Sureyyah Naledi Moroka artwork© Sureyyah Naledi Moroka

Sureyyah creating artwork.

Shadows of the Memory - monochrome past at Duggan Cronin Gallery

“The spirit lives among us”

Artwork made of post-impressionism, cubism, figurative art, and abstraction was inspired by the Beyond the Body exhibition. I believe that the spirit is more than flesh, meaning even when one is deceased, their spirits still roam and live amongst us.

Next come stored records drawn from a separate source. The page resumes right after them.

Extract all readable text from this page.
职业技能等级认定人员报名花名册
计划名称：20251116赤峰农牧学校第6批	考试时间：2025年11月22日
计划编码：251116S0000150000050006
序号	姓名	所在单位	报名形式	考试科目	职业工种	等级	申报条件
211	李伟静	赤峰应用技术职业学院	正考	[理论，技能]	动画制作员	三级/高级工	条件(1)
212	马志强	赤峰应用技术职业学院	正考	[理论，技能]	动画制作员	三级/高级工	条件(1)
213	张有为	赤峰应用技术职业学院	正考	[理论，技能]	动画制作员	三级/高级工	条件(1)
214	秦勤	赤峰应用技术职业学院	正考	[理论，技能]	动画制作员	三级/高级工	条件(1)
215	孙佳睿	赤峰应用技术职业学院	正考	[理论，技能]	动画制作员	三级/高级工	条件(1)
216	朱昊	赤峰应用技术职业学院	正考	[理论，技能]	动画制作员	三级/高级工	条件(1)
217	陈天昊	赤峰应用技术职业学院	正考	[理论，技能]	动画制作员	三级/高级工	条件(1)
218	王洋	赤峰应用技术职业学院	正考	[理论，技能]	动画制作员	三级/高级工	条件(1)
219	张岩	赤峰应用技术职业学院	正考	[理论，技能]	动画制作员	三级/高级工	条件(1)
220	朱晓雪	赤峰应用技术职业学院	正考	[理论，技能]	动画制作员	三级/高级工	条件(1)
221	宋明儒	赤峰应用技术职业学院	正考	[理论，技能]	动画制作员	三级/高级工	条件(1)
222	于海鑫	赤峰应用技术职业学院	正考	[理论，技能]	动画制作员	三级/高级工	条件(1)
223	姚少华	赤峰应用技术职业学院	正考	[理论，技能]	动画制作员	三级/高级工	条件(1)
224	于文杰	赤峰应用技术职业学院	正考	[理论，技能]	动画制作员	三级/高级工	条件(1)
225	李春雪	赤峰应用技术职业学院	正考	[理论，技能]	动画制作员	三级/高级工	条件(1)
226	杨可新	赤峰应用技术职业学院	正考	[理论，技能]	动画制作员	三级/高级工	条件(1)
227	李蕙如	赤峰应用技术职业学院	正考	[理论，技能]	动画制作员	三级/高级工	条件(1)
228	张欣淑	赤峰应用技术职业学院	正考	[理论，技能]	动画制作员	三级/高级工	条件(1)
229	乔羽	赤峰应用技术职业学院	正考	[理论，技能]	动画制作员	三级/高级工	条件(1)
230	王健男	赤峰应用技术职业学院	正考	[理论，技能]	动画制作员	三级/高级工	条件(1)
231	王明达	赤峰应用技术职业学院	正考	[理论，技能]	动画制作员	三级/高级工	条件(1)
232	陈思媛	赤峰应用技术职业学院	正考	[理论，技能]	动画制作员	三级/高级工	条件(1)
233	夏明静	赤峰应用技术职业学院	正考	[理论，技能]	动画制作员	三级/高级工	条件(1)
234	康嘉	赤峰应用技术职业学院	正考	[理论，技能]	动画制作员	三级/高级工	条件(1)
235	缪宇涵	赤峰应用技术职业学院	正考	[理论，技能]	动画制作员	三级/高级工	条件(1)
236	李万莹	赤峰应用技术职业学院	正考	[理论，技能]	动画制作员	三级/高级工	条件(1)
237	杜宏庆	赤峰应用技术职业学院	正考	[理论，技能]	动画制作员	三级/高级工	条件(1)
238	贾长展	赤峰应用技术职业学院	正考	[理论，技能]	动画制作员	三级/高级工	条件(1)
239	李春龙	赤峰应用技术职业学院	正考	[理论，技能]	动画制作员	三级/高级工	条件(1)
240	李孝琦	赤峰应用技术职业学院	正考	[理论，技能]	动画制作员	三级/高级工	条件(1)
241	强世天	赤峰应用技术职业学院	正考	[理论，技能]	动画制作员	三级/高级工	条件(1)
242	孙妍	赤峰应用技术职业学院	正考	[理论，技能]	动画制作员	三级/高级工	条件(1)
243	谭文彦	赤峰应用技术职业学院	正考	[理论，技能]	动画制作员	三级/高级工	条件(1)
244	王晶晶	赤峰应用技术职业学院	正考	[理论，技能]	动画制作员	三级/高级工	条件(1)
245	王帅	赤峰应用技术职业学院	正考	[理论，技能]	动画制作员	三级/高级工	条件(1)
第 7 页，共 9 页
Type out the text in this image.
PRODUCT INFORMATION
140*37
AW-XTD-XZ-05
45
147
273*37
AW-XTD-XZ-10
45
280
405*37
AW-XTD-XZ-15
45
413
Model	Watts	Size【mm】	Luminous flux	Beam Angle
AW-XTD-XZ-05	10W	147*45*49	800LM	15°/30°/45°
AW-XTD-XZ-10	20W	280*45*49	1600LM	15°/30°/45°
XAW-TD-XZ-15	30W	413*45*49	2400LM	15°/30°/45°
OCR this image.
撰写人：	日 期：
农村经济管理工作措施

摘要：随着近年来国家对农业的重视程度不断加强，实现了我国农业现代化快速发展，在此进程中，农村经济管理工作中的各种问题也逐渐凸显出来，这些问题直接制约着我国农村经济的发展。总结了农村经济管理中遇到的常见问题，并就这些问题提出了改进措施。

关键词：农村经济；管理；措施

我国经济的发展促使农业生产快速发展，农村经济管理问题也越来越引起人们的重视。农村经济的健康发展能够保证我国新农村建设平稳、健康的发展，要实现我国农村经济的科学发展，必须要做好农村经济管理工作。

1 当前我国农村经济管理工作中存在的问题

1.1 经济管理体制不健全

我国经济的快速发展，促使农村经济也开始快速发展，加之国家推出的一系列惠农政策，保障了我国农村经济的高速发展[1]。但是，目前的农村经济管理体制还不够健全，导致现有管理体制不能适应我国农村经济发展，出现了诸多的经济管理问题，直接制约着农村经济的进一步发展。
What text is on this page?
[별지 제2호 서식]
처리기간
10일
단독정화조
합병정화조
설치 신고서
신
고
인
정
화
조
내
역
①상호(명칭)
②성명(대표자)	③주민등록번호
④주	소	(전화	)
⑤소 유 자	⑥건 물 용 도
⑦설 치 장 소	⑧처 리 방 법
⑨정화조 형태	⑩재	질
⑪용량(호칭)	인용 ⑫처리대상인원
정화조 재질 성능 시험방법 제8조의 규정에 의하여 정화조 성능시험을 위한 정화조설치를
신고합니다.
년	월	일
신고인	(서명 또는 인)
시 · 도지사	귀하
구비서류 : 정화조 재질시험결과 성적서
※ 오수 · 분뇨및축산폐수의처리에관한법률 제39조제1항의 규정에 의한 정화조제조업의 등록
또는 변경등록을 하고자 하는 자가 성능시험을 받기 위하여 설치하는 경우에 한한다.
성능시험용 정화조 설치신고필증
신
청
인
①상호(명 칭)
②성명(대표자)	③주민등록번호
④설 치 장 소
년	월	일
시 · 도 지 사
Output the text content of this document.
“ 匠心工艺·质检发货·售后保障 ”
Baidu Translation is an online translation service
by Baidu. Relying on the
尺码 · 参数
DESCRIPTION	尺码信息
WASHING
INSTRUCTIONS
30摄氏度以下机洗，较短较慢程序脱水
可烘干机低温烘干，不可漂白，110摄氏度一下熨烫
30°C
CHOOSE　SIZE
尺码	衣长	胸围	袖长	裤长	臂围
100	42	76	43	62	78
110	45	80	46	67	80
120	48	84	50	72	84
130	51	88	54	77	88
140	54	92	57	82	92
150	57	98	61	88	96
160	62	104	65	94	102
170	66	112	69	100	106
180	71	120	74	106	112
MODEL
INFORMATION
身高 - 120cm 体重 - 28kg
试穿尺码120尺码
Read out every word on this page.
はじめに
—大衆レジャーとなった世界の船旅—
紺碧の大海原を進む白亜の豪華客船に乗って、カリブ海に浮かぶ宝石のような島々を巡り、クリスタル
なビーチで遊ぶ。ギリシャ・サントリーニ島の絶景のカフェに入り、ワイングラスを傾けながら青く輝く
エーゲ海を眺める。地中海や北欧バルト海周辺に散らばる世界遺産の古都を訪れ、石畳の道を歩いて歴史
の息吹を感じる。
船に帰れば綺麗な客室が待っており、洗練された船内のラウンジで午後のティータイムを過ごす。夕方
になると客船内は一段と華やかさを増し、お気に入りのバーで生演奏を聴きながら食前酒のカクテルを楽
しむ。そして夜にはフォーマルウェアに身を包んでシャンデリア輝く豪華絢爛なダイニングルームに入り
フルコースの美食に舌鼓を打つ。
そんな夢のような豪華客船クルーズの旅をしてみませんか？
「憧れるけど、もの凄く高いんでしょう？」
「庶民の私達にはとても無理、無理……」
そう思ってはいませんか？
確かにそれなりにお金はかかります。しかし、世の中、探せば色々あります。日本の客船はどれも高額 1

The artwork shows both the in-between living and 'unliving', depicting death/afterlife using the human skeleton and a lifelike human eye and flesh. The chest is the skeleton anatomy, with the heart on the right, which isn't the normal human structure. I used shades of grey to show death and other natural colours to represent life. The cubes in the artwork symbolize the existence of life in a dimensional or imaginary world, where a silver lining blurs the boundaries between life and death.

The artwork also conveys the importance of respecting the deceased, as they continue to live among us, serving as our guardian angels.

Medium: paste, charcoal, and acrylic paint on Fabriano paper.

Sureyyah Naledi Moroka artwork.© Sureyyah Naledi Moroka

Sureyyah Naledi Moroka artwork on display at Duggan Gallery.

Tracing the Past - Wildebeest Kuil Rock Art Centre

This piece is inspired by the Rock Art Collection.

The word San is from the khoikhoi language which refers to forgers those who pick things from the ground. Two thousand years ago, herders and farmers with pottery-making and metalworking technologies appeared in South Africa. Aboriginal hunter-gatherers responded in varied and complex ways, depending on how the new lifestyles affected them.

The Khoi were led by Kaang, in a place wherever people and animals lived together peacefully and understood each other. It was always light even though there wasn't any Sun during this time of bliss. Kaang began to plan the wonders he would put in the world above . The San Used animals for different reasons especially with their trance /healing dance,and animals were a big part of them.